Free Asphalt Calculator – Tons, Cubic Yards & Truck Loads

Calculate asphalt tonnage, cubic yards, and dump-truck loads for driveways and parking lots. Includes waste factor for accurate paving estimates.

Asphalt Calculator Guide

The Asphalt Calculator estimates the hot-mix asphalt (HMA) needed to pave a driveway, parking lot, road, or path, returning weight in tons, volume in cubic yards, and the number of dump-truck loads. Measure the paved area's length and width in feet (or meters) and the compacted lift thickness in inches. Compacted thickness is the finished depth after rolling, not the loose depth dropped from the paver — loose mix compacts roughly 20–25%, so a 2.5-inch loose lift finishes near 2 inches. For irregular lots, break the area into rectangles and sum them; for curved drives, approximate with an average width. Decide your structure first: a residential driveway typically uses a single 2-inch surface course over a compacted aggregate base, while parking lots and access roads use a 3-inch (or thicker) binder plus a surface course over a deeper base. The calculator sizes only the asphalt layer — order the granular base separately using the gravel tool.

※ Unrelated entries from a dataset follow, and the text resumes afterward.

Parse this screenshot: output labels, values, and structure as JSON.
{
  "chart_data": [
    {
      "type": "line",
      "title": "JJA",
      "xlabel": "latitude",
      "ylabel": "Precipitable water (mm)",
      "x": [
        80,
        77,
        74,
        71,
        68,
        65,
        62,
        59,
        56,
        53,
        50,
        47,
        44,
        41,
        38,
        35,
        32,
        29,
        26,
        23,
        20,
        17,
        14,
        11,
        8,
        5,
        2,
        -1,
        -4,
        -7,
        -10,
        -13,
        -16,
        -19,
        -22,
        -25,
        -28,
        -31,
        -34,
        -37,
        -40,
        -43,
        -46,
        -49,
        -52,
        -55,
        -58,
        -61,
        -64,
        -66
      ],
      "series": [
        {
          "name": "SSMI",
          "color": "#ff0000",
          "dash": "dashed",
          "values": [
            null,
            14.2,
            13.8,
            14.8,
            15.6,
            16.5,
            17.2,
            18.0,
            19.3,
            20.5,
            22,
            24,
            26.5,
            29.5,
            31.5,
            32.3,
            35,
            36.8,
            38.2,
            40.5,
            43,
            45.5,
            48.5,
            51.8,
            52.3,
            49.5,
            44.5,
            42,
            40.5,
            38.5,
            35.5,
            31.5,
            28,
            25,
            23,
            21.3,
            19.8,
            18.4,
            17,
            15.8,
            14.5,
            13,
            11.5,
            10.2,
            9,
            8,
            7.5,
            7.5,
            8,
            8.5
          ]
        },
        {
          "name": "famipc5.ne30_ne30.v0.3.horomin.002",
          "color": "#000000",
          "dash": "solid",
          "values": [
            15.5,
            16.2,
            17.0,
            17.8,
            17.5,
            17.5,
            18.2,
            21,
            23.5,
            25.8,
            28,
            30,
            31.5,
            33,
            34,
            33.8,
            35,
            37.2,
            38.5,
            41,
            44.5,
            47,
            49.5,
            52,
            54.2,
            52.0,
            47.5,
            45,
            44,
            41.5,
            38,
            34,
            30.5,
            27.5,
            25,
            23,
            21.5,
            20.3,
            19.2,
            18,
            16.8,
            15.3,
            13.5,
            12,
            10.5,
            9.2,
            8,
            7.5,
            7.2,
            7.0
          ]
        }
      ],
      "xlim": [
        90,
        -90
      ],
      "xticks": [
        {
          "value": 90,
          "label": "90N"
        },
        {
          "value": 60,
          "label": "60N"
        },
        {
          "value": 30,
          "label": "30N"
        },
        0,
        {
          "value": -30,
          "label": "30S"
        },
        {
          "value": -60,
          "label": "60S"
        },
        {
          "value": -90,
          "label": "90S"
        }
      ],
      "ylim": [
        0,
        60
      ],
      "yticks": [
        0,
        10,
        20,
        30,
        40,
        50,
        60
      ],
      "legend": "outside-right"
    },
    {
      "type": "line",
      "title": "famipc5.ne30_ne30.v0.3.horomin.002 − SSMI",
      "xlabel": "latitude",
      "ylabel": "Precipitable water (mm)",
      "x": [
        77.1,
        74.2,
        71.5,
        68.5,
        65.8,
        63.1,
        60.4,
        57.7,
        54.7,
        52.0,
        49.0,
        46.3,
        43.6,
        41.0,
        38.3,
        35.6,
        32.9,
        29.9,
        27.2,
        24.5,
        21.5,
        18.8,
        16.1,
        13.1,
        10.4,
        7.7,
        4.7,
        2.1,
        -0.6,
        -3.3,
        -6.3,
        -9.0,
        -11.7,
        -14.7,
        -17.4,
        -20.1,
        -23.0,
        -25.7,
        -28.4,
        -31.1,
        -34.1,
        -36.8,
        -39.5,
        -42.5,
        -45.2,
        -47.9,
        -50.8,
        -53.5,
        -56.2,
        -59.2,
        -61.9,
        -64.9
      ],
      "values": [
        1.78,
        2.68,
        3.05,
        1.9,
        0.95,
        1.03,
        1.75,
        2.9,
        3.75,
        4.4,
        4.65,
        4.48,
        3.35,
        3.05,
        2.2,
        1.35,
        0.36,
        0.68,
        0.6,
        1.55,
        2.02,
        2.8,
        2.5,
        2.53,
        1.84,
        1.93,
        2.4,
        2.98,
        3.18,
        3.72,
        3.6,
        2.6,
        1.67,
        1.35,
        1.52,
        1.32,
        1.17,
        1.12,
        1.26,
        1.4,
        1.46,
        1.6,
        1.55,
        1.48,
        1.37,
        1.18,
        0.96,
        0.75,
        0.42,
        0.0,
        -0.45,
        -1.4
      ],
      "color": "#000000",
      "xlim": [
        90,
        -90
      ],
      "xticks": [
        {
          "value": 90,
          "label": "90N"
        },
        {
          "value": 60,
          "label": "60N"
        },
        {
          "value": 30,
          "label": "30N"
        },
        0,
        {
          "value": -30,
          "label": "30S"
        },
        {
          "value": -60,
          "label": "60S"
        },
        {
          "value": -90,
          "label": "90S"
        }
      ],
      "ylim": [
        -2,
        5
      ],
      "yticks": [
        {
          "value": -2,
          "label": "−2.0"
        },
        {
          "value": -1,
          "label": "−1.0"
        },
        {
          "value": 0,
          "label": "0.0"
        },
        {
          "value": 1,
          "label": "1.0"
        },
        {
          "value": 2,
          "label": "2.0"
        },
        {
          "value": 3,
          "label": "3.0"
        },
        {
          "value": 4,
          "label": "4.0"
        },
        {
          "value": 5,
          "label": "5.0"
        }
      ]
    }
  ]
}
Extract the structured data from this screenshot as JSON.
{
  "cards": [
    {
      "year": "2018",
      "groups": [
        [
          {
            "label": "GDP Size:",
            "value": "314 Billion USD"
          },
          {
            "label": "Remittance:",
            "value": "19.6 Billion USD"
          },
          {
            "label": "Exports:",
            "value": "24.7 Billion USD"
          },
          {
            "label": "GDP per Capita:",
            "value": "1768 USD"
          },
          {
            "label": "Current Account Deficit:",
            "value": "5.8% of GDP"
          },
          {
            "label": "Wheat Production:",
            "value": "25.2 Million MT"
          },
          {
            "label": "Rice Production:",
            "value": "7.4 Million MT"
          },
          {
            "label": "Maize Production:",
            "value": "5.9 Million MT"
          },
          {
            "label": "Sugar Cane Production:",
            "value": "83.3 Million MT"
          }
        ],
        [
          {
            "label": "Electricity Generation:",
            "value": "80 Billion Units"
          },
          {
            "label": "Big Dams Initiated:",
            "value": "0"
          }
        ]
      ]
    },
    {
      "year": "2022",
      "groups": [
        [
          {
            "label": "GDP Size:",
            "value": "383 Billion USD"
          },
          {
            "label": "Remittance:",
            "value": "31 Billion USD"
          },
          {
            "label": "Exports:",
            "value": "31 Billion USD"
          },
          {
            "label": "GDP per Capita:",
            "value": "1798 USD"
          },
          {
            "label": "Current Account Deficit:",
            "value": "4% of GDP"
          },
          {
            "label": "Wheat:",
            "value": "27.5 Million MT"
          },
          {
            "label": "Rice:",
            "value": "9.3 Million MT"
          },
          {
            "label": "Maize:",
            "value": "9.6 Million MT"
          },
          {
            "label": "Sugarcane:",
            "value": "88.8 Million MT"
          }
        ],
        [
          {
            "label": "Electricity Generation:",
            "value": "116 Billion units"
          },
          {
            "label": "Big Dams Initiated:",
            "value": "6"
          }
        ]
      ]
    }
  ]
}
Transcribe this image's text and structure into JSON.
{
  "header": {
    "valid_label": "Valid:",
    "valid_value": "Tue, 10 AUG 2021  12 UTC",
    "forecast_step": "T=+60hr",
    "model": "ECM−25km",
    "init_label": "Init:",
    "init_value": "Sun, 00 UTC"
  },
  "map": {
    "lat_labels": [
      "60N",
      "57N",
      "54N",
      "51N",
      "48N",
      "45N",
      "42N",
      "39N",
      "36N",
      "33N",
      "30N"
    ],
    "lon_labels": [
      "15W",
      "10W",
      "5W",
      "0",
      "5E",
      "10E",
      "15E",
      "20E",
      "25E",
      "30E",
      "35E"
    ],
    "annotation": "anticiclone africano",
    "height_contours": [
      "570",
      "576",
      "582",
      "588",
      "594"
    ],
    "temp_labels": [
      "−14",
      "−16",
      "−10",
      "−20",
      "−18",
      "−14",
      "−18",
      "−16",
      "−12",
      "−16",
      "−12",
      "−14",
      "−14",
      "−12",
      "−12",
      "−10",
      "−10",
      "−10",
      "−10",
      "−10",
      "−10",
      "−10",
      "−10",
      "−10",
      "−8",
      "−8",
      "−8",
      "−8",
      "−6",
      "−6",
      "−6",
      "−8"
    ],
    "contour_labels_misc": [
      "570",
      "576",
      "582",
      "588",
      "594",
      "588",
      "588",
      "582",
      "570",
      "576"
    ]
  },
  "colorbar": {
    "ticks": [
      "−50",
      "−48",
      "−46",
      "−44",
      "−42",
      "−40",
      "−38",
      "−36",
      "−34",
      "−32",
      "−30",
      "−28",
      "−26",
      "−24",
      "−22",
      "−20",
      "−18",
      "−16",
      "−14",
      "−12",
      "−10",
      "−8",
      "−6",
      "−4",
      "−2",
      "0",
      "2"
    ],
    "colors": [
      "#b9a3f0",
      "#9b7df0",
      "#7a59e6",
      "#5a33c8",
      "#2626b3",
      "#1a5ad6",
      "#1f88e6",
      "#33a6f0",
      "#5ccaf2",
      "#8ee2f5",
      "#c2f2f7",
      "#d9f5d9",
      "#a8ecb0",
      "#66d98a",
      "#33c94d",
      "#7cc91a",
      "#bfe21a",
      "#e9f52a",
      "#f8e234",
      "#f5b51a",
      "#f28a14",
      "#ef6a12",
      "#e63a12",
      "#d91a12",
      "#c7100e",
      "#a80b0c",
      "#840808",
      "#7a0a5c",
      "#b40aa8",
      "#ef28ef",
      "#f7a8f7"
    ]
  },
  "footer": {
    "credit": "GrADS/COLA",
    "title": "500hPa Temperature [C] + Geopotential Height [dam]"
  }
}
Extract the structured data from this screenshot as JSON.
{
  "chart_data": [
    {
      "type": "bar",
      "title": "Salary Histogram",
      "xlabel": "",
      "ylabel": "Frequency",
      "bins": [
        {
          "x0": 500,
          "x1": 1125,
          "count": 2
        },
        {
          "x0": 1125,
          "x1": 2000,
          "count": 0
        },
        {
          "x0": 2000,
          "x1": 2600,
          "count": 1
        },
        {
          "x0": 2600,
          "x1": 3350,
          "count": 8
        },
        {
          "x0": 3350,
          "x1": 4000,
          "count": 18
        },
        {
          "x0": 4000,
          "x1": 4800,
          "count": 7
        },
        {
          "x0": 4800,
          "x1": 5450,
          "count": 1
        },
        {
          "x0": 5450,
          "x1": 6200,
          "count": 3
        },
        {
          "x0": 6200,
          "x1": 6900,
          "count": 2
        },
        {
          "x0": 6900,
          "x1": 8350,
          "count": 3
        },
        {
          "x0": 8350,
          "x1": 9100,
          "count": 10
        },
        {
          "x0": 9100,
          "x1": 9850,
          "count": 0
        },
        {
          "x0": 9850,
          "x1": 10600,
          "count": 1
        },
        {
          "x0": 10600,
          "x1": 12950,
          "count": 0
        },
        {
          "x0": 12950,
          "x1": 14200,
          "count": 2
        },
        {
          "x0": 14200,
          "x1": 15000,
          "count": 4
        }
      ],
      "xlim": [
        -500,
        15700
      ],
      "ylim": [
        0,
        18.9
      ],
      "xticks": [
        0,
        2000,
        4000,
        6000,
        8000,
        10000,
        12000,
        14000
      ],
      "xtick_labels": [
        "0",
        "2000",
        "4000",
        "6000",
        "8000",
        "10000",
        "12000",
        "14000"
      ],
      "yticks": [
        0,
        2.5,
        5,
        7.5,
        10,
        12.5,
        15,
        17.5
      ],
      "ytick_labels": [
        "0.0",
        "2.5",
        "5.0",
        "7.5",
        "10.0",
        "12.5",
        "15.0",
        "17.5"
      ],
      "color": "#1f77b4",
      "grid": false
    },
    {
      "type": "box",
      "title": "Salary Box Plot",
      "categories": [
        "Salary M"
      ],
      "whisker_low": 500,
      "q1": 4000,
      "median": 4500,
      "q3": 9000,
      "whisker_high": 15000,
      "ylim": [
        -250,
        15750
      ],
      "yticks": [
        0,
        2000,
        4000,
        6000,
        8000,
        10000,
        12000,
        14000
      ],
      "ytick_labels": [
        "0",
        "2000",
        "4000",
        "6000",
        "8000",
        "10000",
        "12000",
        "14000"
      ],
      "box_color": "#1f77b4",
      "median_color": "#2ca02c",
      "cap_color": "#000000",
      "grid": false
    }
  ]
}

Volume in cubic yards = length(ft) × width(ft) × thickness(in) ÷ 12 ÷ 27. Tonnage = cubic yards × density, where compacted dense-graded HMA averages about 2 tons per cubic yard (roughly 145 lb/ft³; 2,400 kg/m³). Worked example: a driveway 40 ft × 12 ft at 2 inches compacted. Area = 480 sq ft. Volume = 40 × 12 × 2 ÷ 12 ÷ 27 = 960 ÷ 324 = 2.96 cubic yards. Weight = 2.96 × 2 = 5.93 tons. Add 6% waste for transfer, edge trimming, and compaction loss: 5.93 × 1.06 ≈ 6.3 tons. With standard tandem dump trucks hauling about 8 tons each, that is a single load. A 60 ft × 24 ft (1,440 sq ft) parking bay at 3 inches needs 1,440 × 3 ÷ 12 ÷ 27 = 13.3 yd³ ≈ 26.7 tons before waste, about 3–4 truckloads.

Always add a 5–10% waste allowance: HMA is sold by weight, cools on contact, and cannot be reworked once stiff, so under-ordering forces a cold joint or a second mobilization. Order from a plant close enough that delivery stays above the placement temperature window — guidance in asphalt-institute practice and AASHTO/ASTM methods (such as ASTM D6927 Marshall and ASTM D2950 density) targets in-place compaction around 92–96% of theoretical maximum, which the rolling crew, not the calculator, controls. The biggest estimating errors are using loose instead of compacted thickness and assuming a single fixed density — open-graded or lightweight mixes can run 1.9–2.05 tons/yd³, so confirm the actual mix density with your supplier. Slope the finished surface a minimum 1–2% for drainage, and never pave over an unconsolidated or frozen base. For longevity, plan continuous placement so trucks arrive at roughly 30–45 minute intervals and joints stay hot.